透明なオーケストラ
恋に落ちるのって突然で、なんだか世界がキラッとして見えませんか?
甘酸っぱい高校生の日常を少し覗いてみてください。
ぱらぱらぱら…
…ぽちょん…
かこん、、かこん、、かこん、、かこん、、…
ゲロゲロゲロゲロ…
ぶーーーーん、ザーーーーーーーッ!!!!!
目の前に座る幼馴染を見る。
真剣な面持ちでノートを見返している。
外の雨でなかなかな騒音の中、彼はとても集中していた。
雨で仄暗い部屋の中で真っ直ぐな瞳が余白を捉えている。
ぱらぱらぱら…
…ぽちょん…
かこん、、かこん、、かこん、、かこん、、…
ゲロゲロゲロゲロ…
ワンワンワンッ!!!!!
真面目な彼とは対照的に集中力の切れた私は外を見る。
どうやら隣の犬が脱走したようだ。
「…また脱走したんか。
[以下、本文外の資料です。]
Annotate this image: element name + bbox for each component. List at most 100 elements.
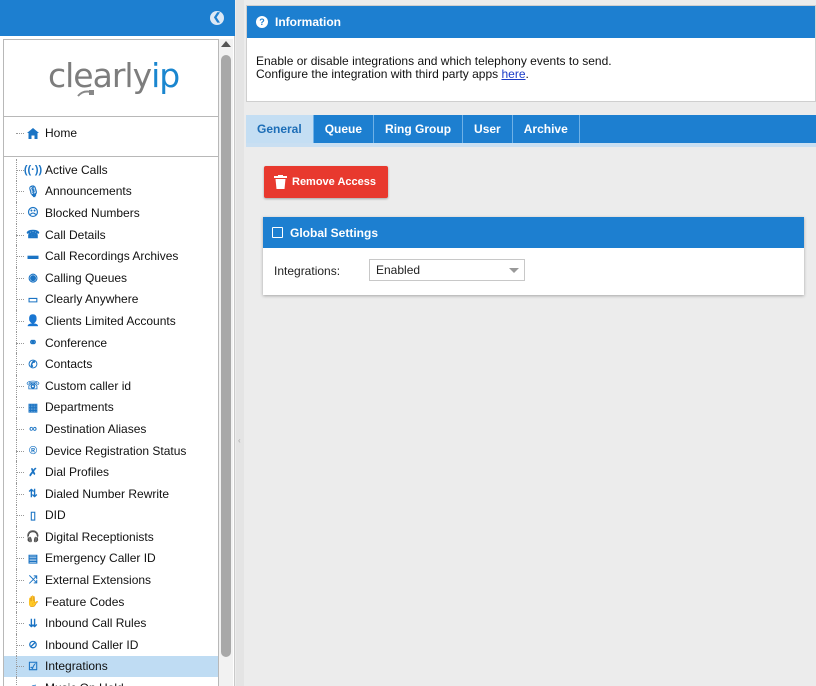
sidebar-item-blocked-numbers[interactable]: ☹ Blocked Numbers bbox=[4, 202, 218, 224]
tabs-area: General Queue Ring Group User Archive Remove… bbox=[246, 115, 816, 686]
link-icon: ∞ bbox=[29, 422, 37, 435]
tab-ring-group[interactable]: Ring Group bbox=[374, 115, 464, 143]
sidebar-item-label: Integrations bbox=[45, 659, 108, 674]
information-title: Information bbox=[275, 15, 341, 29]
microphone-icon: 🎙 bbox=[26, 185, 40, 198]
trash-icon bbox=[274, 175, 287, 189]
here-link[interactable]: here bbox=[501, 67, 525, 81]
plug-icon bbox=[77, 90, 94, 97]
sidebar-item-call-details[interactable]: ☎ Call Details bbox=[4, 223, 218, 246]
sidebar-item-inbound-call-rules[interactable]: ⇊ Inbound Call Rules bbox=[4, 612, 218, 635]
collapse-sidebar-icon[interactable]: ❮ bbox=[210, 11, 224, 25]
sidebar-item-label: Active Calls bbox=[45, 162, 108, 177]
contact-phone-icon: ✆ bbox=[28, 358, 38, 371]
integrations-select-value: Enabled bbox=[376, 263, 421, 277]
sidebar-item-label: Custom caller id bbox=[45, 378, 132, 393]
archive-icon: ▬ bbox=[27, 250, 39, 263]
sidebar-item-dial-profiles[interactable]: ✗ Dial Profiles bbox=[4, 461, 218, 483]
sidebar-item-destination-aliases[interactable]: ∞ Destination Aliases bbox=[4, 418, 218, 440]
caller-id-icon: ☏ bbox=[26, 380, 40, 393]
phone-slash-icon: ✗ bbox=[28, 466, 38, 479]
sidebar-item-feature-codes[interactable]: ✋ Feature Codes bbox=[4, 590, 218, 613]
eye-slash-icon: ⊘ bbox=[28, 639, 38, 652]
sidebar-item-label: Clearly Anywhere bbox=[45, 292, 139, 307]
remove-access-button[interactable]: Remove Access bbox=[264, 166, 388, 198]
sidebar-tree: clearlyip Home ((·)) Active Calls 🎙 Announc… bbox=[3, 39, 219, 686]
calendar-check-icon: ☑ bbox=[28, 660, 38, 673]
information-header: ? Information bbox=[247, 6, 815, 38]
tab-general[interactable]: General bbox=[246, 115, 314, 143]
sidebar-item-label: Emergency Caller ID bbox=[45, 551, 156, 566]
chevron-down-icon bbox=[509, 268, 519, 273]
sidebar-item-departments[interactable]: ▦ Departments bbox=[4, 396, 218, 419]
shuffle-icon: ⤨ bbox=[28, 573, 38, 586]
sidebar-item-call-recordings-archives[interactable]: ▬ Call Recordings Archives bbox=[4, 245, 218, 267]
sidebar-header: ❮ bbox=[0, 0, 235, 36]
sidebar-item-device-registration-status[interactable]: ® Device Registration Status bbox=[4, 439, 218, 462]
id-card-icon: ▤ bbox=[27, 552, 39, 565]
sidebar-item-announcements[interactable]: 🎙 Announcements bbox=[4, 180, 218, 203]
sidebar-item-custom-caller-id[interactable]: ☏ Custom caller id bbox=[4, 374, 218, 397]
sidebar-item-label: Destination Aliases bbox=[45, 421, 147, 436]
sidebar-item-label: Dial Profiles bbox=[45, 465, 110, 480]
registered-icon: ® bbox=[28, 444, 38, 457]
information-body: Enable or disable integrations and which… bbox=[247, 38, 815, 81]
sidebar-item-label: Dialed Number Rewrite bbox=[45, 486, 170, 501]
home-section: Home bbox=[4, 117, 218, 157]
handshake-icon: ⚭ bbox=[28, 337, 38, 350]
sidebar-item-clients-limited-accounts[interactable]: 👤 Clients Limited Accounts bbox=[4, 310, 218, 332]
panel-splitter[interactable]: ‹ bbox=[236, 0, 244, 686]
sidebar-item-label: Call Recordings Archives bbox=[45, 249, 179, 264]
sidebar-item-label: Inbound Caller ID bbox=[45, 637, 139, 652]
sidebar-item-label: Calling Queues bbox=[45, 270, 128, 285]
sidebar-item-did[interactable]: ▯ DID bbox=[4, 504, 218, 527]
tab-separator bbox=[246, 143, 816, 147]
tab-user[interactable]: User bbox=[463, 115, 513, 143]
tab-bar: General Queue Ring Group User Archive bbox=[246, 115, 816, 143]
sidebar-item-label: Clients Limited Accounts bbox=[45, 313, 176, 328]
sidebar-menu: ((·)) Active Calls 🎙 Announcements ☹ Blocked … bbox=[4, 157, 218, 686]
music-icon: ♫ bbox=[26, 681, 40, 686]
information-panel: ? Information Enable or disable integrat… bbox=[246, 5, 816, 102]
sidebar-item-home[interactable]: Home bbox=[4, 121, 218, 145]
sidebar-item-clearly-anywhere[interactable]: ▭ Clearly Anywhere bbox=[4, 288, 218, 311]
sidebar-item-dialed-number-rewrite[interactable]: ⇅ Dialed Number Rewrite bbox=[4, 482, 218, 505]
sidebar-item-calling-queues[interactable]: ◉ Calling Queues bbox=[4, 266, 218, 289]
sidebar-item-music-on-hold[interactable]: ♫ Music On Hold bbox=[4, 677, 218, 686]
sidebar-item-inbound-caller-id[interactable]: ⊘ Inbound Caller ID bbox=[4, 634, 218, 656]
sidebar-item-integrations[interactable]: ☑ Integrations bbox=[4, 655, 218, 678]
user-lock-icon: 👤 bbox=[26, 315, 40, 328]
sidebar-item-label: Conference bbox=[45, 335, 108, 350]
sidebar-item-label: Digital Receptionists bbox=[45, 529, 154, 544]
sidebar-scrollbar[interactable] bbox=[219, 39, 233, 686]
sidebar-item-label: DID bbox=[45, 508, 66, 523]
sidebar-item-label: Feature Codes bbox=[45, 594, 125, 609]
sidebar-item-active-calls[interactable]: ((·)) Active Calls bbox=[4, 159, 218, 181]
clearlyip-logo: clearlyip bbox=[48, 56, 180, 95]
sidebar-item-conference[interactable]: ⚭ Conference bbox=[4, 331, 218, 354]
integrations-select[interactable]: Enabled bbox=[369, 259, 525, 281]
home-icon bbox=[26, 126, 40, 140]
blocked-face-icon: ☹ bbox=[27, 207, 39, 220]
sidebar: ❮ clearlyip Home ((·)) Active Calls 🎙 Annou… bbox=[0, 0, 235, 686]
tab-queue[interactable]: Queue bbox=[314, 115, 375, 143]
sidebar-item-external-extensions[interactable]: ⤨ External Extensions bbox=[4, 569, 218, 591]
queue-icon: ◉ bbox=[28, 272, 38, 285]
sidebar-item-contacts[interactable]: ✆ Contacts bbox=[4, 353, 218, 375]
global-settings-header: Global Settings bbox=[263, 217, 804, 248]
building-icon: ▦ bbox=[27, 401, 39, 414]
screen-icon: ▭ bbox=[27, 293, 39, 306]
sidebar-item-label: Inbound Call Rules bbox=[45, 616, 147, 631]
scroll-thumb[interactable] bbox=[221, 55, 231, 657]
sidebar-item-emergency-caller-id[interactable]: ▤ Emergency Caller ID bbox=[4, 547, 218, 570]
logo-area: clearlyip bbox=[4, 40, 218, 117]
global-settings-body: Integrations: Enabled bbox=[263, 248, 804, 295]
sidebar-item-label: Device Registration Status bbox=[45, 443, 187, 458]
sidebar-item-digital-receptionists[interactable]: 🎧 Digital Receptionists bbox=[4, 526, 218, 548]
information-line-2: Configure the integration with third par… bbox=[256, 67, 529, 81]
scroll-up-arrow-icon[interactable] bbox=[221, 41, 231, 47]
tab-archive[interactable]: Archive bbox=[513, 115, 580, 143]
global-settings-title: Global Settings bbox=[290, 225, 379, 240]
mobile-icon: ▯ bbox=[29, 509, 37, 522]
splitter-grip-icon: ‹ bbox=[238, 436, 241, 445]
」
「そうみたいだね。」
「雨だからすぐ戻るだろ。」
「そうだね。」
ノートから目を離しもせずに適当に話題を振ってくる。集中力が切れたことがバレている。
「おやつ休憩しない?持ってくるよ。」
「しょーがねぇなぁ…。俺が行く。座って音でも聞いてろ。」
こうやって彼が立ち上がるのもいつものこと。
渡された鈴を持って、鳴らす。
リーーーーーーー…
なんだかヒヤッとしたこの音がジメッとした雨の日には心地よい。
ぱらぱらぱら…
…ぽちょん…
かこん、、かこん、、かこん、、かこん、、…
ゲロゲロゲロゲロ…
リーーーーーーー…
周りの音に混ぜて鳴らしてみる。
ぱらぱらぱら…
…ぽちょん…
かこん、、かこん、、かこん、、かこん、、…
リーーーーーーー…
彼に渡された鈴を鳴らすだけで今まで騒音に思えてた物が全て形を持ってキラキラと輝き出す。
ぱらぱらぱら…
…ぽちょん…
かこん、、かこん、、かこん、、かこん、、…
リー…
「どう?新しい鈴」
「とてもいい音。これ好き。」
「そうだろ?なんかキラキラして聞こえるんよな。」
そうか、これが彼のキラキラなのか。
「キラキラの音、鳴らしてみてよ。」
まずは雨が葉っぱに当たる音…ぱらぱらぱら…
次は葉っぱから水たまりに落ちる音…ぽちょん…
それからししおどしがぶつかる音…かこん、、かこん、、かこん、、かこん、、…
最後はカエルの声…ゲロゲロゲロゲロ…
ここまできたら、キラキラひかる、鈴の音…
リーーーーーーー…
最後まで聞いて目を開ける。
先ほどまでノートの余白を見つめていた茶色い瞳が真っ直ぐにこちらを見ていた。
「綺麗な音だな。」
「…そうだね。」
その瞳が一番キラキラ輝いていて綺麗だったことは、30年後くらいに伝えてあげよう。